東京から東北自動車道を利用して、東北方面に移動すること約二時間半。
栃木県北部の町、那須町がある。自然が多く、温泉やリゾート施設もあり、週末に家族や友達と過ごすには理想的な場所だと言える。
その町は私の祖父の出身地でもあり、私の父のお墓がある。また、その昔、那須岳の麓で、祖父母が保養所の管理人をしていたことがある。

私は小学生から高校生の間、学校が長い休みになると必ずその保養所に妹と弟の三人で向かい、祖父母のお世話になった。その代わりに、保養所の管理業務を手伝った。食事の支度、部屋やお風呂の掃除などなど。私たち兄弟は手伝う事は嫌いではなかったので、祖父母からいわれる事はとりあえずなんでもやった。時に彼らからいわれたことをやらず、こってり怒られたこともあったが今となってはいい思い出である。
今は状況が全て変わり、祖父母二人とも亡くなり、父が入るお墓に祖父母二人も入った。そして私は何故だか那須に行きづらくなり、瞬く間に20年以上が経過した。

先日、夫と二人で那須に車で向かった。
その目的は、三人のお墓参りと、当時滞在したあの保養所がどうなっているのかを見るためである。その日の天気は予報では、曇り時々雨という、非常に微妙な天気だった。しかし、その日の朝目覚めて、外の天気を確かめるためにカーテンを開けた。するとかろうじて雨は降っておらず、少々肌寒かった。

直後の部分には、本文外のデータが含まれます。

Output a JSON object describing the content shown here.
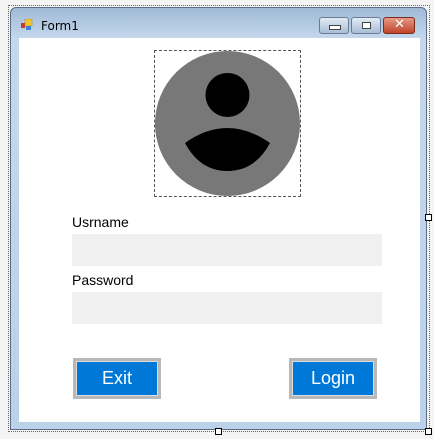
{
  "window": {
    "title": "Form1"
  },
  "form": {
    "username_label": "Usrname",
    "username_value": "",
    "password_label": "Password",
    "password_value": "",
    "exit_label": "Exit",
    "login_label": "Login"
  }
}
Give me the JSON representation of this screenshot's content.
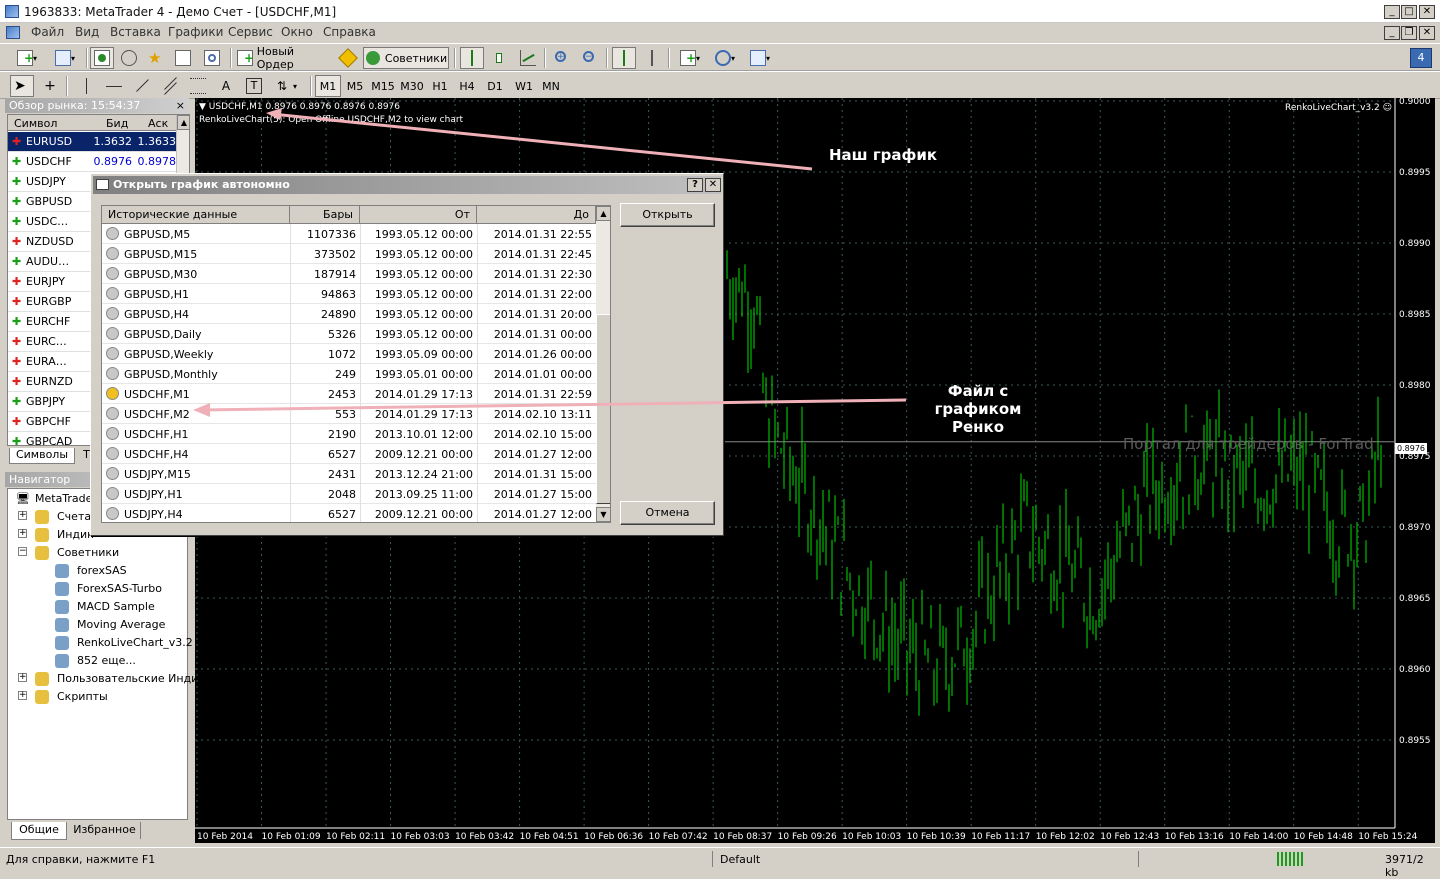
{
  "window": {
    "title": "1963833: MetaTrader 4 - Демо Счет - [USDCHF,M1]",
    "min": "_",
    "max": "□",
    "close": "✕",
    "min2": "_",
    "restore2": "❐",
    "close2": "✕"
  },
  "menu": [
    "Файл",
    "Вид",
    "Вставка",
    "Графики",
    "Сервис",
    "Окно",
    "Справка"
  ],
  "toolbar": {
    "new_order": "Новый Ордер",
    "experts": "Советники"
  },
  "timeframes": [
    "M1",
    "M5",
    "M15",
    "M30",
    "H1",
    "H4",
    "D1",
    "W1",
    "MN"
  ],
  "drawing_tools": {
    "text": "A",
    "label": "T"
  },
  "market_watch": {
    "title": "Обзор рынка: 15:54:37",
    "close": "×",
    "cols": [
      "Символ",
      "Бид",
      "Аск"
    ],
    "rows": [
      {
        "sym": "EURUSD",
        "bid": "1.3632",
        "ask": "1.3633",
        "dir": "down",
        "selected": true
      },
      {
        "sym": "USDCHF",
        "bid": "0.8976",
        "ask": "0.8978",
        "dir": "up"
      },
      {
        "sym": "USDJPY",
        "bid": "",
        "ask": "",
        "dir": "up"
      },
      {
        "sym": "GBPUSD",
        "bid": "",
        "ask": "",
        "dir": "up"
      },
      {
        "sym": "USDC…",
        "bid": "",
        "ask": "",
        "dir": "up"
      },
      {
        "sym": "NZDUSD",
        "bid": "",
        "ask": "",
        "dir": "down"
      },
      {
        "sym": "AUDU…",
        "bid": "",
        "ask": "",
        "dir": "up"
      },
      {
        "sym": "EURJPY",
        "bid": "",
        "ask": "",
        "dir": "down"
      },
      {
        "sym": "EURGBP",
        "bid": "",
        "ask": "",
        "dir": "down"
      },
      {
        "sym": "EURCHF",
        "bid": "",
        "ask": "",
        "dir": "up"
      },
      {
        "sym": "EURC…",
        "bid": "",
        "ask": "",
        "dir": "down"
      },
      {
        "sym": "EURA…",
        "bid": "",
        "ask": "",
        "dir": "down"
      },
      {
        "sym": "EURNZD",
        "bid": "",
        "ask": "",
        "dir": "down"
      },
      {
        "sym": "GBPJPY",
        "bid": "",
        "ask": "",
        "dir": "up"
      },
      {
        "sym": "GBPCHF",
        "bid": "",
        "ask": "",
        "dir": "down"
      },
      {
        "sym": "GBPCAD",
        "bid": "",
        "ask": "",
        "dir": "up"
      }
    ],
    "tabs": [
      "Символы",
      "Т"
    ]
  },
  "navigator": {
    "title": "Навигатор",
    "root": "MetaTrader",
    "items": [
      {
        "label": "Счета",
        "level": 1,
        "toggle": "+"
      },
      {
        "label": "Индик",
        "level": 1,
        "toggle": "+"
      },
      {
        "label": "Советники",
        "level": 1,
        "toggle": "−"
      },
      {
        "label": "forexSAS",
        "level": 2
      },
      {
        "label": "ForexSAS-Turbo",
        "level": 2
      },
      {
        "label": "MACD Sample",
        "level": 2
      },
      {
        "label": "Moving Average",
        "level": 2
      },
      {
        "label": "RenkoLiveChart_v3.2",
        "level": 2
      },
      {
        "label": "852 еще...",
        "level": 2
      },
      {
        "label": "Пользовательские Индик",
        "level": 1,
        "toggle": "+"
      },
      {
        "label": "Скрипты",
        "level": 1,
        "toggle": "+"
      }
    ],
    "tabs": [
      "Общие",
      "Избранное"
    ]
  },
  "chart": {
    "header": "▼ USDCHF,M1  0.8976 0.8976 0.8976 0.8976",
    "subtitle": "RenkoLiveChart(5): Open Offline USDCHF,M2 to view chart",
    "expert_label": "RenkoLiveChart_v3.2 ☺",
    "watermark": "Портал для трейдеров - ForTrad",
    "current_price": "0.8976",
    "price_ticks": [
      "0.9000",
      "0.8995",
      "0.8990",
      "0.8985",
      "0.8980",
      "0.8975",
      "0.8970",
      "0.8965",
      "0.8960",
      "0.8955"
    ],
    "time_ticks": [
      "10 Feb 2014",
      "10 Feb 01:09",
      "10 Feb 02:11",
      "10 Feb 03:03",
      "10 Feb 03:42",
      "10 Feb 04:51",
      "10 Feb 06:36",
      "10 Feb 07:42",
      "10 Feb 08:37",
      "10 Feb 09:26",
      "10 Feb 10:03",
      "10 Feb 10:39",
      "10 Feb 11:17",
      "10 Feb 12:02",
      "10 Feb 12:43",
      "10 Feb 13:16",
      "10 Feb 14:00",
      "10 Feb 14:48",
      "10 Feb 15:24"
    ],
    "annotation_1": "Наш график",
    "annotation_2": [
      "Файл с",
      "графиком",
      "Ренко"
    ],
    "colors": {
      "bg": "#000000",
      "bars": "#00e000",
      "grid": "#3a5a5a"
    }
  },
  "dialog": {
    "title": "Открыть график автономно",
    "help": "?",
    "close": "✕",
    "open_button": "Открыть",
    "cancel_button": "Отмена",
    "columns": [
      "Исторические данные",
      "Бары",
      "От",
      "До"
    ],
    "rows": [
      {
        "name": "GBPUSD,M5",
        "bars": "1107336",
        "from": "1993.05.12 00:00",
        "to": "2014.01.31 22:55"
      },
      {
        "name": "GBPUSD,M15",
        "bars": "373502",
        "from": "1993.05.12 00:00",
        "to": "2014.01.31 22:45"
      },
      {
        "name": "GBPUSD,M30",
        "bars": "187914",
        "from": "1993.05.12 00:00",
        "to": "2014.01.31 22:30"
      },
      {
        "name": "GBPUSD,H1",
        "bars": "94863",
        "from": "1993.05.12 00:00",
        "to": "2014.01.31 22:00"
      },
      {
        "name": "GBPUSD,H4",
        "bars": "24890",
        "from": "1993.05.12 00:00",
        "to": "2014.01.31 20:00"
      },
      {
        "name": "GBPUSD,Daily",
        "bars": "5326",
        "from": "1993.05.12 00:00",
        "to": "2014.01.31 00:00"
      },
      {
        "name": "GBPUSD,Weekly",
        "bars": "1072",
        "from": "1993.05.09 00:00",
        "to": "2014.01.26 00:00"
      },
      {
        "name": "GBPUSD,Monthly",
        "bars": "249",
        "from": "1993.05.01 00:00",
        "to": "2014.01.01 00:00"
      },
      {
        "name": "USDCHF,M1",
        "bars": "2453",
        "from": "2014.01.29 17:13",
        "to": "2014.01.31 22:59",
        "active": true
      },
      {
        "name": "USDCHF,M2",
        "bars": "553",
        "from": "2014.01.29 17:13",
        "to": "2014.02.10 13:11"
      },
      {
        "name": "USDCHF,H1",
        "bars": "2190",
        "from": "2013.10.01 12:00",
        "to": "2014.02.10 15:00"
      },
      {
        "name": "USDCHF,H4",
        "bars": "6527",
        "from": "2009.12.21 00:00",
        "to": "2014.01.27 12:00"
      },
      {
        "name": "USDJPY,M15",
        "bars": "2431",
        "from": "2013.12.24 21:00",
        "to": "2014.01.31 15:00"
      },
      {
        "name": "USDJPY,H1",
        "bars": "2048",
        "from": "2013.09.25 11:00",
        "to": "2014.01.27 15:00"
      },
      {
        "name": "USDJPY,H4",
        "bars": "6527",
        "from": "2009.12.21 00:00",
        "to": "2014.01.27 12:00"
      }
    ]
  },
  "status": {
    "help": "Для справки, нажмите F1",
    "profile": "Default",
    "traffic": "3971/2 kb"
  }
}
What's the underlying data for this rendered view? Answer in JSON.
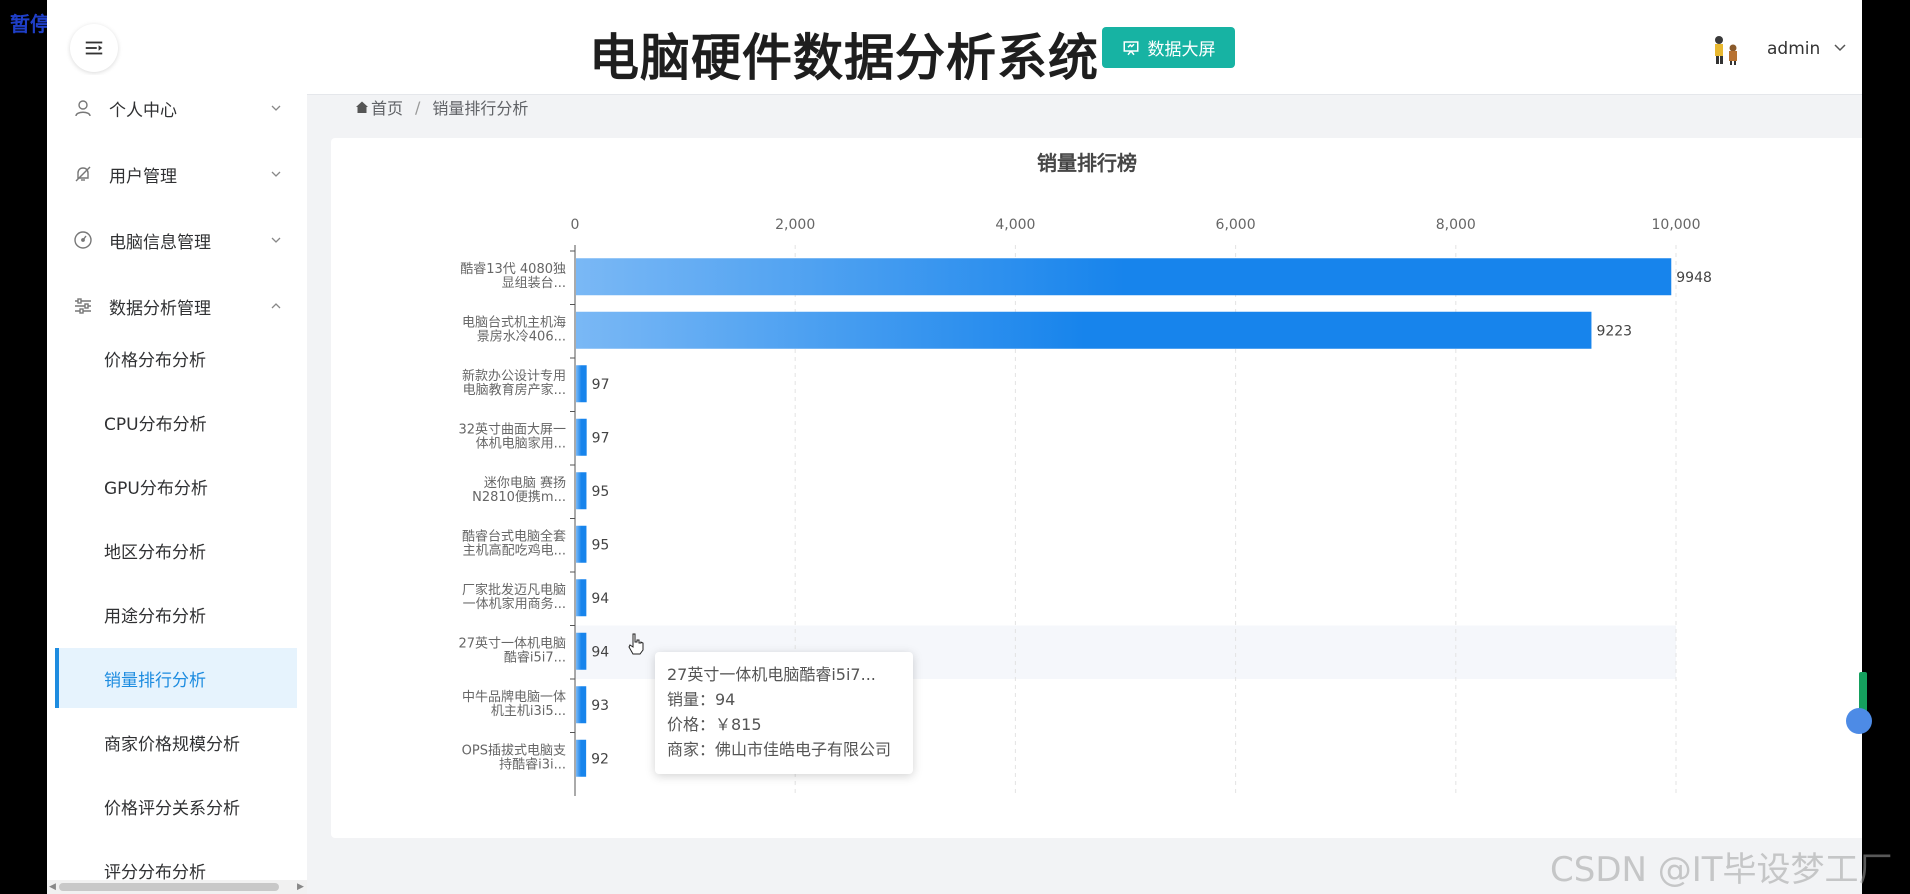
{
  "overlay": {
    "pause_label": "暂停"
  },
  "header": {
    "title": "电脑硬件数据分析系统",
    "screen_button_label": "数据大屏",
    "user_name": "admin"
  },
  "sidebar": {
    "menus": [
      {
        "label": "个人中心",
        "icon": "user-icon",
        "expanded": false
      },
      {
        "label": "用户管理",
        "icon": "bell-off-icon",
        "expanded": false
      },
      {
        "label": "电脑信息管理",
        "icon": "gauge-icon",
        "expanded": false
      },
      {
        "label": "数据分析管理",
        "icon": "sliders-icon",
        "expanded": true
      }
    ],
    "sub_items": [
      {
        "label": "价格分布分析"
      },
      {
        "label": "CPU分布分析"
      },
      {
        "label": "GPU分布分析"
      },
      {
        "label": "地区分布分析"
      },
      {
        "label": "用途分布分析"
      },
      {
        "label": "销量排行分析",
        "active": true
      },
      {
        "label": "商家价格规模分析"
      },
      {
        "label": "价格评分关系分析"
      },
      {
        "label": "评分分布分析"
      }
    ]
  },
  "breadcrumb": {
    "home": "首页",
    "separator": "/",
    "current": "销量排行分析"
  },
  "chart_data": {
    "type": "bar",
    "orientation": "horizontal",
    "title": "销量排行榜",
    "xlim": [
      0,
      10000
    ],
    "x_ticks": [
      "0",
      "2,000",
      "4,000",
      "6,000",
      "8,000",
      "10,000"
    ],
    "categories": [
      [
        "酷睿13代 4080独",
        "显组装台..."
      ],
      [
        "电脑台式机主机海",
        "景房水冷406..."
      ],
      [
        "新款办公设计专用",
        "电脑教育房产家..."
      ],
      [
        "32英寸曲面大屏一",
        "体机电脑家用..."
      ],
      [
        "迷你电脑 赛扬",
        "N2810便携m..."
      ],
      [
        "酷睿台式电脑全套",
        "主机高配吃鸡电..."
      ],
      [
        "厂家批发迈凡电脑",
        "一体机家用商务..."
      ],
      [
        "27英寸一体机电脑",
        "酷睿i5i7..."
      ],
      [
        "中牛品牌电脑一体",
        "机主机i3i5..."
      ],
      [
        "OPS插拔式电脑支",
        "持酷睿i3i..."
      ]
    ],
    "values": [
      9948,
      9223,
      97,
      97,
      95,
      95,
      94,
      94,
      93,
      92
    ],
    "highlight_index": 7,
    "grid": true,
    "bar_color_start": "#7ab8f5",
    "bar_color_end": "#1784ec"
  },
  "tooltip": {
    "name": "27英寸一体机电脑酷睿i5i7...",
    "sales_line": "销量：94",
    "price_line": "价格：￥815",
    "merchant_line": "商家：佛山市佳皓电子有限公司"
  },
  "watermark": "CSDN @IT毕设梦工厂"
}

自宅を出発し東北自動車道をひたすら北上する。外の景色は、子供の頃みた景色とほぼ同じ、民家と田んぼが広がっていた。那須インターを降りて、町の中心地に向かって20分程車を走らせると、第一の目的である墓園に着いた。お墓は20年近く経った今でも綺麗に佇んでいた。墓石に水をかけて、夫と二人で手を合わせた。改めてお墓を概観すると、お墓の後ろ左側に小さな木があった。まるでお墓に寄り添うようにして佇んでいる。数十年前には全く気がつかなかったのに。その光景を見て何故だか私はほっとした。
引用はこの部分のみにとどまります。